Poloniex provides some of the lowest fees around, with the highest taker fee set at 0.25% when trading under 600 BTC. The maker fee starts at 0.15%, which is particularly low for trading exchanges. Working with colossal trade sizes, you can almost eliminate fees. Here’s the full fee schedule:
A clear and concise layout of the exchange’s security features is a little hard to come by. Poloniex does, however, claim the following:
“The vast majority of customer deposits are stored offline in air-gapped cold storage. We only keep enough online to facilitate active trading, which greatly minimizes risk and exposure.”
Beyond this, how the platform’s security operates is a bit of a mystery. Generally, I like to know what steps are in place to protect trading accounts—if only to sleep a little easier at night.
The near-essential two-factor authentication is available to users so that at least hackers can’t access your account with just a single password. As always, try not to keep large sums in a trading exchange for lengthy periods of time. If possible, store funds in a cold hard wallet under your control. Try Ledger or Trezor for a neat, affordable solution.
Customer support is a real bone of contention for many Poloniex customers. Many report long wait times—even up to and above 90 days. Reports across Reddit and other forums become uncomfortable to read after a while. Some users feel like they’re knocking on the door of a haunted house when trying to solve their problems.
I don’t think it’s anything malicious or scam-worthy from the customer support team, but it could be more a sign of a struggle to deal with phenomenal demand. It’s an issue for most of the industry as virtually all companies battle to keep up with incredible expansion and interest.
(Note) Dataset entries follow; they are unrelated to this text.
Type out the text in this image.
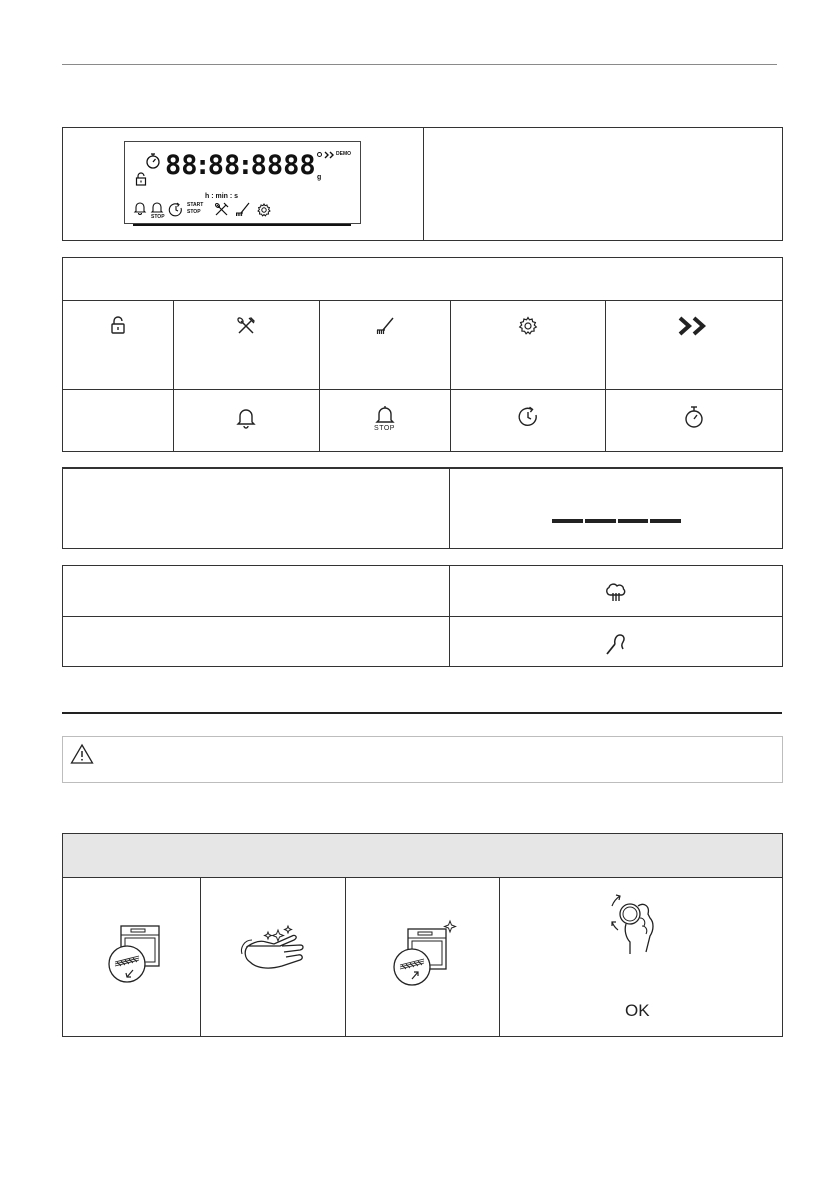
88:88:8888	DEMO
g
h : min : s
STOP
START
STOP
STOP
OK
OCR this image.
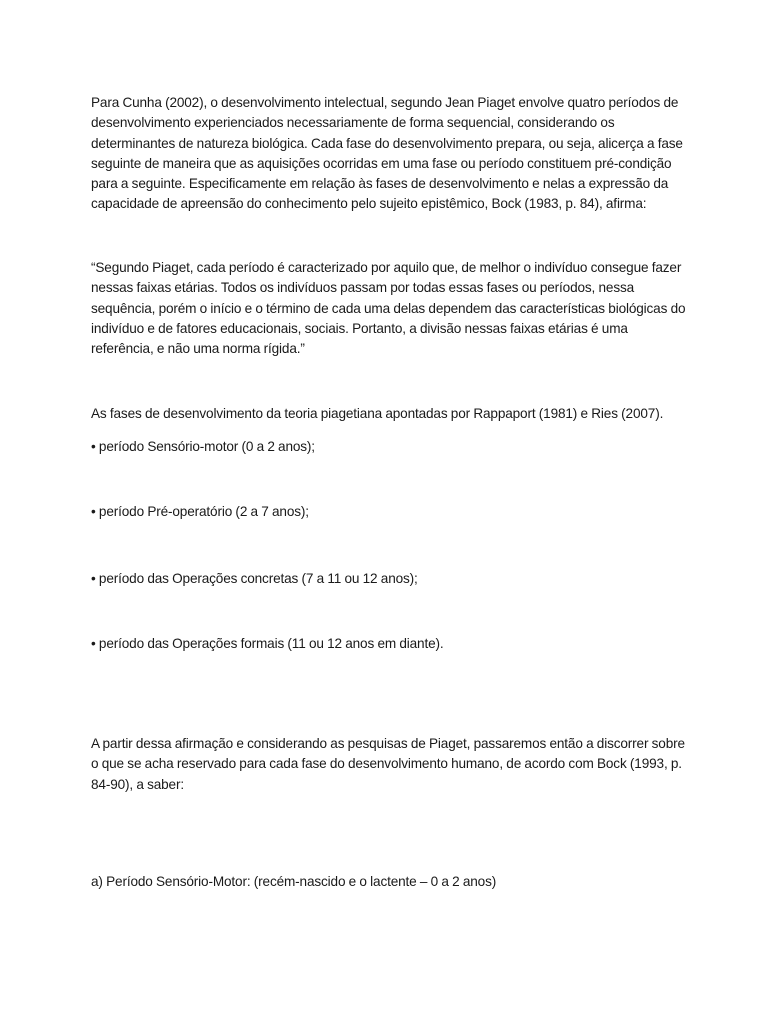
Para Cunha (2002), o desenvolvimento intelectual, segundo Jean Piaget envolve quatro períodos de desenvolvimento experienciados necessariamente de forma sequencial, considerando os determinantes de natureza biológica. Cada fase do desenvolvimento prepara, ou seja, alicerça a fase seguinte de maneira que as aquisições ocorridas em uma fase ou período constituem pré-condição para a seguinte. Especificamente em relação às fases de desenvolvimento e nelas a expressão da capacidade de apreensão do conhecimento pelo sujeito epistêmico, Bock (1983, p. 84), afirma:

“Segundo Piaget, cada período é caracterizado por aquilo que, de melhor o indivíduo consegue fazer nessas faixas etárias. Todos os indivíduos passam por todas essas fases ou períodos, nessa sequência, porém o início e o término de cada uma delas dependem das características biológicas do indivíduo e de fatores educacionais, sociais. Portanto, a divisão nessas faixas etárias é uma referência, e não uma norma rígida.”

As fases de desenvolvimento da teoria piagetiana apontadas por Rappaport (1981) e Ries (2007).

• período Sensório-motor (0 a 2 anos);

• período Pré-operatório (2 a 7 anos);

• período das Operações concretas (7 a 11 ou 12 anos);

• período das Operações formais (11 ou 12 anos em diante).

A partir dessa afirmação e considerando as pesquisas de Piaget, passaremos então a discorrer sobre o que se acha reservado para cada fase do desenvolvimento humano, de acordo com Bock (1993, p. 84-90), a saber:

a) Período Sensório-Motor: (recém-nascido e o lactente – 0 a 2 anos)
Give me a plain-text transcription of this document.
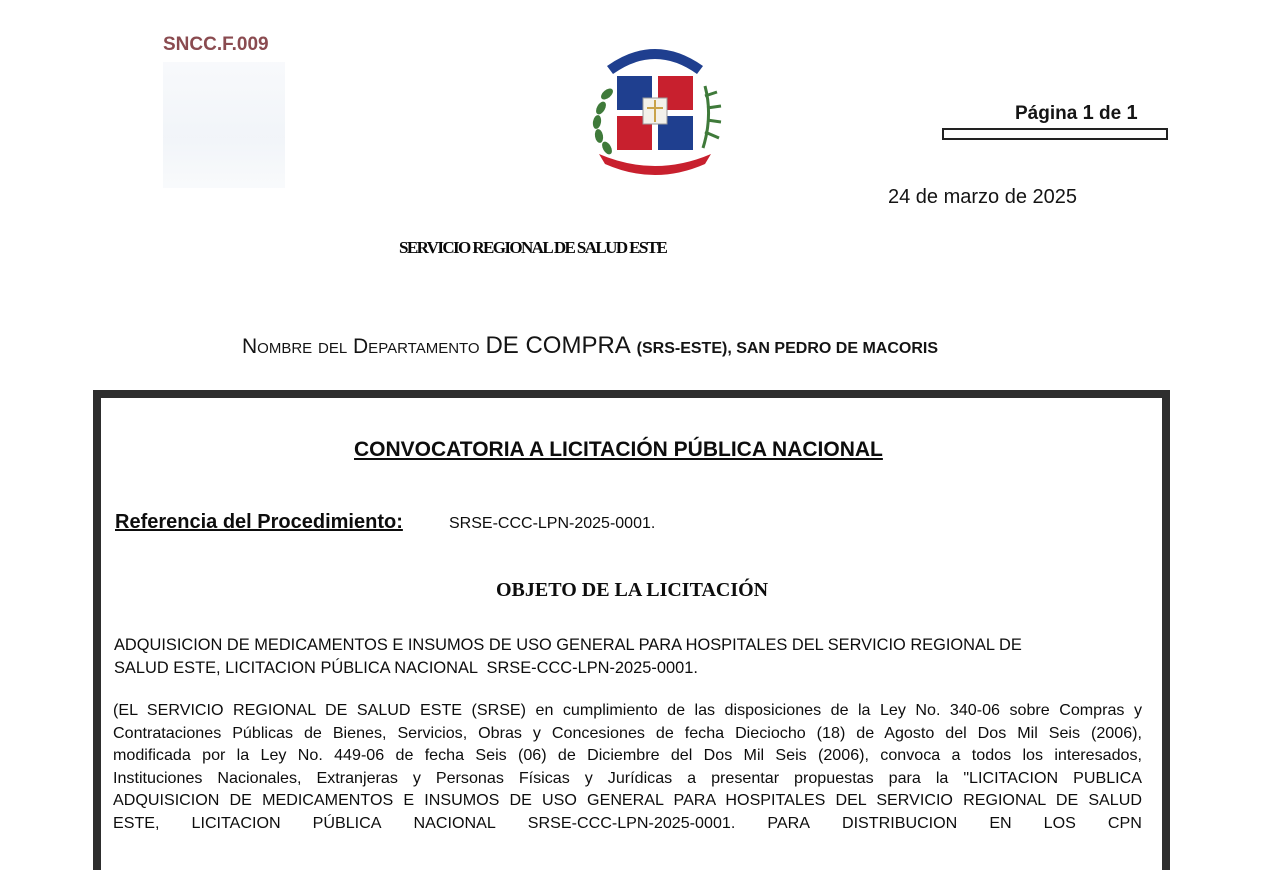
SNCC.F.009
Página 1 de 1
24 de marzo de 2025
SERVICIO REGIONAL DE SALUD ESTE
Nombre del Departamento DE COMPRA (SRS-ESTE), SAN PEDRO DE MACORIS
CONVOCATORIA A LICITACIÓN PÚBLICA NACIONAL
Referencia del Procedimiento:	SRSE-CCC-LPN-2025-0001.
OBJETO DE LA LICITACIÓN
ADQUISICION DE MEDICAMENTOS E INSUMOS DE USO GENERAL PARA HOSPITALES DEL SERVICIO REGIONAL DE
SALUD ESTE, LICITACION PÚBLICA NACIONAL  SRSE-CCC-LPN-2025-0001.
(EL SERVICIO REGIONAL DE SALUD ESTE (SRSE) en cumplimiento de las disposiciones de la Ley No. 340-06 sobre Compras y
Contrataciones Públicas de Bienes, Servicios, Obras y Concesiones de fecha Dieciocho (18) de Agosto del Dos Mil Seis (2006),
modificada por la Ley No. 449-06 de fecha Seis (06) de Diciembre del Dos Mil Seis (2006), convoca a todos los interesados,
Instituciones Nacionales, Extranjeras y Personas Físicas y Jurídicas a presentar propuestas para la "LICITACION PUBLICA
ADQUISICION DE MEDICAMENTOS E INSUMOS DE USO GENERAL PARA HOSPITALES DEL SERVICIO REGIONAL DE SALUD
ESTE, LICITACION PÚBLICA NACIONAL SRSE-CCC-LPN-2025-0001. PARA DISTRIBUCION EN LOS CPN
Public opinion/online reviews
Customer support problems combined with other issues really do leave a black mark on Poloniex. Given that it’s such a powerhouse of an exchange, it’s shocking to see such lowly opinions littering the web.
Questions about liquidity and the ability to withdraw funds are another underlying obstacle for traders. Reports of withdrawal requests “awaiting approval” for seemingly infinite periods of time account for many of the complaints.
As I mentioned earlier, the struggle to trade out of a cryptocurrency position really comes to the forefront. If you’re looking to liquidate funds after trading, a quick and painless withdrawal process is essential. Seeing your money frozen while awaiting approval could be almost ruinous. It certainly makes me think twice about regularly working with Poloniex.
Margin trading features
One area in which Poloniex dominates the competition is the margin trading feature it offers. Users can quickly and efficiently use a peer-to-peer function to borrow funds and start margin trading. Not only can you secure trading funds, you can also take advantage of the lending feature to work with other traders. This can be particularly profitable for both parties when the market is strong and trending upward.
Conclusion: Is Poloniex a good exchange?
Poloniex’s huge trading volumes suggest that it actually operates smoothly and without problems for the majority of users. But public opinion and complaints do make me think twice about the exchange. The brilliant access to altcoins and trading pairs is a real upside, but if you can’t withdraw your funds, then it’s all a waste of time.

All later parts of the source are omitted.